Os atletas de tênis de mesa Elem Alves Silva, 34, e James Cardoso Soares, 38, integrantes do Programa Acesso à Cidadania da Prefeitura de Manaus, participaram do 42º Campeonato Brasileiro de Tênis de Mesa, no final do mês de outubro, e trouxeram medalhas de prata e bronze, respectivamente, que coroam o trabalho deles na prática desse esporte.
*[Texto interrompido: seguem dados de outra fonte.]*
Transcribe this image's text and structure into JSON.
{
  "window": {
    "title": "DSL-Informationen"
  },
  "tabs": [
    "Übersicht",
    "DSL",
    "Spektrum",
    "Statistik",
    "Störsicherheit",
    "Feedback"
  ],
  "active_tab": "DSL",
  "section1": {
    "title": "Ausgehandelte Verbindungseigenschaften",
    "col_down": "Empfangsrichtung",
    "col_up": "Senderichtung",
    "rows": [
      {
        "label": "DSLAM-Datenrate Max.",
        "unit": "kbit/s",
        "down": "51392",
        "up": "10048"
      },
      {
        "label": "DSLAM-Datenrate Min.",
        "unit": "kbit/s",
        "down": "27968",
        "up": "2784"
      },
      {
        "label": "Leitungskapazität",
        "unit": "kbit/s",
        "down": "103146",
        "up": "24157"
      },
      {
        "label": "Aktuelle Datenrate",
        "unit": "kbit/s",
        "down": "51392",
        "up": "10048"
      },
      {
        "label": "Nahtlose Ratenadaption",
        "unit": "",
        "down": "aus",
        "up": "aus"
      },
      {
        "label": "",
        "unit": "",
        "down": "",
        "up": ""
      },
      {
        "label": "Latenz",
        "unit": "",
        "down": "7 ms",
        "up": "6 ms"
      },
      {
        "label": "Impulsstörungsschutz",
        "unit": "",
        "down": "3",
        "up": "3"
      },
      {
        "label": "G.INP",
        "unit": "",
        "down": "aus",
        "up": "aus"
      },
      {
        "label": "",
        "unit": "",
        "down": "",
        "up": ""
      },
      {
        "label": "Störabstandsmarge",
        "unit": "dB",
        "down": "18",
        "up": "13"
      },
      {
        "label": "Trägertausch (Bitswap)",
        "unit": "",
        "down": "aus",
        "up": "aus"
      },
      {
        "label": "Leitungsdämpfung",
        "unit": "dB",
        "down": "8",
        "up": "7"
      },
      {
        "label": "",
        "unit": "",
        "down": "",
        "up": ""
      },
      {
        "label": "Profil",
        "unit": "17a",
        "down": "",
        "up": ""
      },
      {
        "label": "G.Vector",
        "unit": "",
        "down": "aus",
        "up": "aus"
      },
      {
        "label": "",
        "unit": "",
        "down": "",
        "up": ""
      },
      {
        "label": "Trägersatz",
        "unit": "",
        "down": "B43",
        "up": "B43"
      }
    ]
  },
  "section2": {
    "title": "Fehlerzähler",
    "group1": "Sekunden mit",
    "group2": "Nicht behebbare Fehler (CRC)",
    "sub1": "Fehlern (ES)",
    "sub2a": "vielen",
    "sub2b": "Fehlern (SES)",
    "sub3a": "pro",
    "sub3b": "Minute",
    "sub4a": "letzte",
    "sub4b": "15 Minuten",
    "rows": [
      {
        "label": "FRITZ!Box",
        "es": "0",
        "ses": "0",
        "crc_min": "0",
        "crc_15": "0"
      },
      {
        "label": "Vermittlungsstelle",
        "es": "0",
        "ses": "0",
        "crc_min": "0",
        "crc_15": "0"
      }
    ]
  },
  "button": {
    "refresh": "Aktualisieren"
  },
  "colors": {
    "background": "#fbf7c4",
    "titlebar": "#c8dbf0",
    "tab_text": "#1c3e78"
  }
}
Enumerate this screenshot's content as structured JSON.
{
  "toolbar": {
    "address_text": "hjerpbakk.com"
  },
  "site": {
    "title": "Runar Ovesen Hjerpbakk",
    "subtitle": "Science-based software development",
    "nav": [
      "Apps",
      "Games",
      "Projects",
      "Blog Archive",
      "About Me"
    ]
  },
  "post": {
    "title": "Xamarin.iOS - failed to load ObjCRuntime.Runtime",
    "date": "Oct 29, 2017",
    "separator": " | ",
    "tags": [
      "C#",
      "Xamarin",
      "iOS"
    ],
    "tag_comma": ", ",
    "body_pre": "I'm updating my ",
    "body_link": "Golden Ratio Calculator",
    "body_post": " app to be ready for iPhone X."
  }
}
Para eles, o programa tem sido fundamental por permitir a dedicação ao tênis, como explica Elem, uma colecionadora de medalhas e troféus. “Temos como ficar treinando pela manhã e à tarde por conta da bolsa”, explica ela, que treina na Vila Olímpica de Manaus e ganhou medalha de bronze no campeonato em Fortaleza.
O principal objetivo do Programa Acesso à Cidadania, coordenado pela Secretaria Municipal de Assistência Social e Direitos Humanos (Semasdh), é oportunizar a qualificação de pessoas com deficiência para inserção em cursos de qualificação profissional e na prática esportiva, com uma bolsa no valor de um salário mínimo, informa o secretário Sildomar Abtibol.
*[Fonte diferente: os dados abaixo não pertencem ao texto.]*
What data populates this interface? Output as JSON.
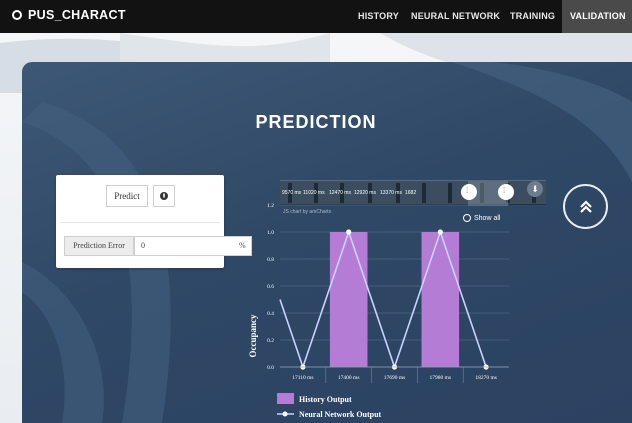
{
  "nav": {
    "brand": "PUS_CHARACT",
    "items": [
      {
        "label": "HISTORY",
        "active": false
      },
      {
        "label": "NEURAL NETWORK",
        "active": false
      },
      {
        "label": "TRAINING",
        "active": false
      },
      {
        "label": "VALIDATION",
        "active": true
      }
    ]
  },
  "page": {
    "title": "PREDICTION"
  },
  "form": {
    "predict_label": "Predict",
    "info_icon": "info-circle",
    "error_label": "Prediction Error",
    "error_value": "0",
    "unit": "%"
  },
  "scrollbar": {
    "labels": [
      "9570 ms",
      "11020 ms",
      "12470 ms",
      "12920 ms",
      "13370 ms",
      "1682"
    ],
    "left_handle_icon": "grip-icon",
    "right_handle_icon": "grip-icon",
    "download_icon": "download-icon"
  },
  "chart_credits": "JS chart by amCharts",
  "show_all": "Show all",
  "scroll_top_icon": "double-chevron-up-icon",
  "colors": {
    "nav_bg": "#121212",
    "panel_bg": "#2f4866",
    "bar_color": "#b57cd6",
    "line_color": "#c9d2ff"
  },
  "chart_data": {
    "type": "bar",
    "categories": [
      "17110 ms",
      "17400 ms",
      "17690 ms",
      "17980 ms",
      "18270 ms"
    ],
    "ylabel": "Occupancy",
    "ylim": [
      0,
      1.2
    ],
    "yticks": [
      "0.0",
      "0.2",
      "0.4",
      "0.6",
      "0.8",
      "1.0",
      "1.2"
    ],
    "series": [
      {
        "name": "History Output",
        "kind": "bar",
        "values": [
          0,
          1,
          0,
          1,
          0
        ]
      },
      {
        "name": "Neural Network Output",
        "kind": "line",
        "values": [
          0,
          1,
          0,
          1,
          0
        ]
      }
    ],
    "line_leading_value": 0.5,
    "legend_position": "bottom-left"
  }
}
Atualmente, 200 pessoas com deficiência participam do programa custeado pelo município.
Elem, que tem um encurtamento do membro anterior da perna resultado de um erro médico, pratica tênis de mesa desde 1994 quando conheceu James e Goutier na Associação dos Deficientes Físicos do Estado do Amazonas (Adefa).
Ela já foi duas vezes campeã brasileira em 2007 e 2008 e carrega ainda as medalhas obtidas em 2004 quando participou do campeonato brasileiro da modalidade e ganhou medalha de prata. Nesse mesmo ano foi primeiro lugar do Campeonato Norte e Nordeste. Para ela, o incentivo precisa melhorar, principalmente para garantir a participação nos eventos esportivos fora do Estado, com a presença do técnico William Paixão. Na Vila Olímpica, ela treina em dois períodos do dia e assegura ter potencial para melhores resultados nos campeonatos. “Nós nos preparamos, nos dedicamos a isso”, justifica ela, que está no Acesso à Cidadania há 11 anos .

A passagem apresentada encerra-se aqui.